Reporting on repurchase agreements could get more accurate under a proposal from U.S. and European accounting boards that would require more detailed disclosure.
Currently U.S. companies can net repo borrowing with repo lending and report only the difference, when the deals are made with the same party. Under the new proposal, most of that netting would not be allowed. The company would have to report its gross amount of repo borrowing and lending.
This regulation could potentially reveal for the first time the true size of the U.S. repurchase market. The new rule would also restrict netting of derivatives.
The Financial Accounting Standards Board and the International Accounting Standards Board released the proposal January 28 and are seeking comments until April 28.

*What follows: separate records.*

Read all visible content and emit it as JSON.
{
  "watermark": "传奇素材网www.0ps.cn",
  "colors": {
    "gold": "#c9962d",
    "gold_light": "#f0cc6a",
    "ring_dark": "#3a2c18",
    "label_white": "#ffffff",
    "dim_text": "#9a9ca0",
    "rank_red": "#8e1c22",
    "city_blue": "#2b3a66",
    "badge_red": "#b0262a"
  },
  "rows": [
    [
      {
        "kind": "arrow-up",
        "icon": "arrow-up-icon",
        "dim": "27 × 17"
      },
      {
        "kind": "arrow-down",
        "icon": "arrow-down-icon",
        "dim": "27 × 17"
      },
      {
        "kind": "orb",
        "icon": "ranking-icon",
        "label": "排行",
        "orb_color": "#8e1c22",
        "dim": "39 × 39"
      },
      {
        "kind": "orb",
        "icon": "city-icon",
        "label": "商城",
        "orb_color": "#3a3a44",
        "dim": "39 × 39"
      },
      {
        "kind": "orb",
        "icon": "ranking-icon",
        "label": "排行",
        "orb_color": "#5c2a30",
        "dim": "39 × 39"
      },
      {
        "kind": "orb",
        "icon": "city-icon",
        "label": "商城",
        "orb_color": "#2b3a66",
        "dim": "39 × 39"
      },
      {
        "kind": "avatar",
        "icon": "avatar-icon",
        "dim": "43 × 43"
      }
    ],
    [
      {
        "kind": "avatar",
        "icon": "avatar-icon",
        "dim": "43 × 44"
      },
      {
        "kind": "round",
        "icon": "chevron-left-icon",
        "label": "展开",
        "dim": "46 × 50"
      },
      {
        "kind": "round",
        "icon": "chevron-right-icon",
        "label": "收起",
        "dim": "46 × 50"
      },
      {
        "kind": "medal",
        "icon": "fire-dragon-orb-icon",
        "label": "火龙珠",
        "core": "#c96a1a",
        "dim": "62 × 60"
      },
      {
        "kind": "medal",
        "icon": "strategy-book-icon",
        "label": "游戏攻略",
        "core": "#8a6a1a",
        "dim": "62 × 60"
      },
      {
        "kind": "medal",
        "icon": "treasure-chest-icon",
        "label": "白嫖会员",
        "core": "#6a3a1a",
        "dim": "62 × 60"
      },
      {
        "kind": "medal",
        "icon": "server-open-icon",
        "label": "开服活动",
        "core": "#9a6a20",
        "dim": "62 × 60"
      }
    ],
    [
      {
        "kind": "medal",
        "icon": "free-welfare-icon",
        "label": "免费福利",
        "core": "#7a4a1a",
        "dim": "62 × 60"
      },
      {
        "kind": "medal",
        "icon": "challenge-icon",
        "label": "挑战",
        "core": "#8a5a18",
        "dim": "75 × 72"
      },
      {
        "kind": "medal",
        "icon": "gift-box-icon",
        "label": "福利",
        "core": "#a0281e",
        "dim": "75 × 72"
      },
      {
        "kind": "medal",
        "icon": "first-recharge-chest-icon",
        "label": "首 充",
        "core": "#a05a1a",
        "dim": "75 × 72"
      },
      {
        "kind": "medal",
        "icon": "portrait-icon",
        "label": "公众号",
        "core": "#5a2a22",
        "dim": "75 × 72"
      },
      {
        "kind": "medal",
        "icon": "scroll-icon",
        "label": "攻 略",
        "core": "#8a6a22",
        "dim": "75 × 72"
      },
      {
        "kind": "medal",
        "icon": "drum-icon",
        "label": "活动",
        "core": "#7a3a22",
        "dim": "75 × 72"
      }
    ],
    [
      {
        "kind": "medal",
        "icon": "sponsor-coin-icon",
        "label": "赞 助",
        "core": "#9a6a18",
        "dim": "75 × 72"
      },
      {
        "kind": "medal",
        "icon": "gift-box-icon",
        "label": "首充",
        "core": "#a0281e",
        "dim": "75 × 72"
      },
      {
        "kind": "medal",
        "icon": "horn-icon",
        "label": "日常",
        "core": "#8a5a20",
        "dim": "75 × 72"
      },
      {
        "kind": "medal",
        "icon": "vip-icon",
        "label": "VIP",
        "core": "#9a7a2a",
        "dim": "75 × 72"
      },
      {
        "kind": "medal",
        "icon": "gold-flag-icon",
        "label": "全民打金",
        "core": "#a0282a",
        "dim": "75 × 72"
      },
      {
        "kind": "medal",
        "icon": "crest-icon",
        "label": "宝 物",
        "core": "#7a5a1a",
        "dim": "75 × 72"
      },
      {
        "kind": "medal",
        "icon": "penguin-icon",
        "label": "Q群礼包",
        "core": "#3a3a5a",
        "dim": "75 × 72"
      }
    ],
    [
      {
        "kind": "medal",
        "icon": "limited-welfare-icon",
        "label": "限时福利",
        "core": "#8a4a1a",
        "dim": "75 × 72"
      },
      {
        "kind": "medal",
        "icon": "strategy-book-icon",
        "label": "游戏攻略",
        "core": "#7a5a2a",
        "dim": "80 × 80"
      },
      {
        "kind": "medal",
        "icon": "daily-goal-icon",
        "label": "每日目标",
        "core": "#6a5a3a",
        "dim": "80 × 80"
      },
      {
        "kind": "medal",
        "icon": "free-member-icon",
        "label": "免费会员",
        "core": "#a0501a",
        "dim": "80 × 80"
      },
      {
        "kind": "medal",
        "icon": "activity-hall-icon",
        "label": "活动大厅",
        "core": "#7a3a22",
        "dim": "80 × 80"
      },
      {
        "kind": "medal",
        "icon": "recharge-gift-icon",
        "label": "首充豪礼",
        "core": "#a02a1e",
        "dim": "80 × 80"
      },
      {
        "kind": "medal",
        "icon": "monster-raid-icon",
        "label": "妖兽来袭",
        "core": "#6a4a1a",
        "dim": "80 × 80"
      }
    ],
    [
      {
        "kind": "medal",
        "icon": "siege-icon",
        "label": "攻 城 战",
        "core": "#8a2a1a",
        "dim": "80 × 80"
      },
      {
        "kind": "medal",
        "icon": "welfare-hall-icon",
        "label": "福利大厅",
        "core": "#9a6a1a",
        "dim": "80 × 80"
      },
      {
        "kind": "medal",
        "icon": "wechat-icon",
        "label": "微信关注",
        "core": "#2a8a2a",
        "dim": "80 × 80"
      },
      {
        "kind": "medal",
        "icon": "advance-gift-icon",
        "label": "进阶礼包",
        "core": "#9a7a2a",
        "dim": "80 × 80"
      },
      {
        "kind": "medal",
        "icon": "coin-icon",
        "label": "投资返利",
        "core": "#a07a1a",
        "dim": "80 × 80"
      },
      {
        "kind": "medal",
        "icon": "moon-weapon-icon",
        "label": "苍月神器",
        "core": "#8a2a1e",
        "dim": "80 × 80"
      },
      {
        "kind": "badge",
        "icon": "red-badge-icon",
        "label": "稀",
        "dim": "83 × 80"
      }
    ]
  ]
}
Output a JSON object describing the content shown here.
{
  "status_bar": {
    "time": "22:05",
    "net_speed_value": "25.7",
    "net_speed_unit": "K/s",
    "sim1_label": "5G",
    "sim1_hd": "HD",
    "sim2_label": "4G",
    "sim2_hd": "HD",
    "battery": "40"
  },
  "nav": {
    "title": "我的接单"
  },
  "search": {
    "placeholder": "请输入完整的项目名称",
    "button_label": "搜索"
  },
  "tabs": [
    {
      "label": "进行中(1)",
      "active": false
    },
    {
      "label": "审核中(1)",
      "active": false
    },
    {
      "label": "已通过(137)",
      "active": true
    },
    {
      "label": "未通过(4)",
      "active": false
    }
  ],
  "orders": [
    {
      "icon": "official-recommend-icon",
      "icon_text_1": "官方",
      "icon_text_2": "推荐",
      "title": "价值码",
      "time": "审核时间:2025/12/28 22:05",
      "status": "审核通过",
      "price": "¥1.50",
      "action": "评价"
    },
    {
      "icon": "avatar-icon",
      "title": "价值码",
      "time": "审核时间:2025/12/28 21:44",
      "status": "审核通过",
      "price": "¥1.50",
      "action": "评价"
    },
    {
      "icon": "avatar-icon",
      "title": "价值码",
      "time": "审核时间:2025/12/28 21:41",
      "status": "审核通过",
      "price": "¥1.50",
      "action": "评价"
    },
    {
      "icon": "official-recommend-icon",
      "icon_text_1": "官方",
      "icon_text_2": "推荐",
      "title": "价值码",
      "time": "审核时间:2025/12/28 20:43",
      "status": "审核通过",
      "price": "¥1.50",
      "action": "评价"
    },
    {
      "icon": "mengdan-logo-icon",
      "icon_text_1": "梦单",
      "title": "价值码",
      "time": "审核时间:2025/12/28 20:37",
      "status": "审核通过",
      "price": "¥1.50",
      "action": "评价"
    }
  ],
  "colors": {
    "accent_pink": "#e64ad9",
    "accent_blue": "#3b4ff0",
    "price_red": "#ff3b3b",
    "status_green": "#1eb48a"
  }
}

Even though the repurchase market is one of the largest financial markets in the world, was the site of the most virulent systemic panic during the financial crisis of 2007 and 2008, and supplies much of the leverage in the shadow banking system, companies don’t have to report their full repo activity and in the U.S. no one tracks it regularly. In Europe, the European Repo Council of the International Capital Market Association surveys the European repo market twice a year.
It’s “still unclear” how many assets and liabilities would be unveiled with the elimination of repo netting, according to a report by Credit Suisse analysts. The analysts said netting of derivatives would add $7 trillion to company balance sheets, increasing assets by 26 percent and liabilities by 33 percent, mainly at derivatives giants Bank of America, Citigroup, Goldman Sachs, JP Morgan and Morgan Stanley.
“We are not big fans of netting on the balance sheet, as we have highlighted in past research on a number of topics (e.g., pensions),” the Credit Suisse analysts reported. “From our perspective it’s simple, assets should be reported as assets to give investors a better idea as to the resources available to generate cash flow and liabilities should be reported as liabilities so that investors understand the potential claims on cash flow. In our view netting of assets and liabilities on the balance sheet obscures the amount of leverage a company may have taken on and the amount of risk that it is exposed to. That said, we do think the net information is helpful in understanding credit risk and should be disclosed.”
The Wall Street Journal reported the proposal but focused entirely on derivatives and never mentioned that the repurchase market would be affected.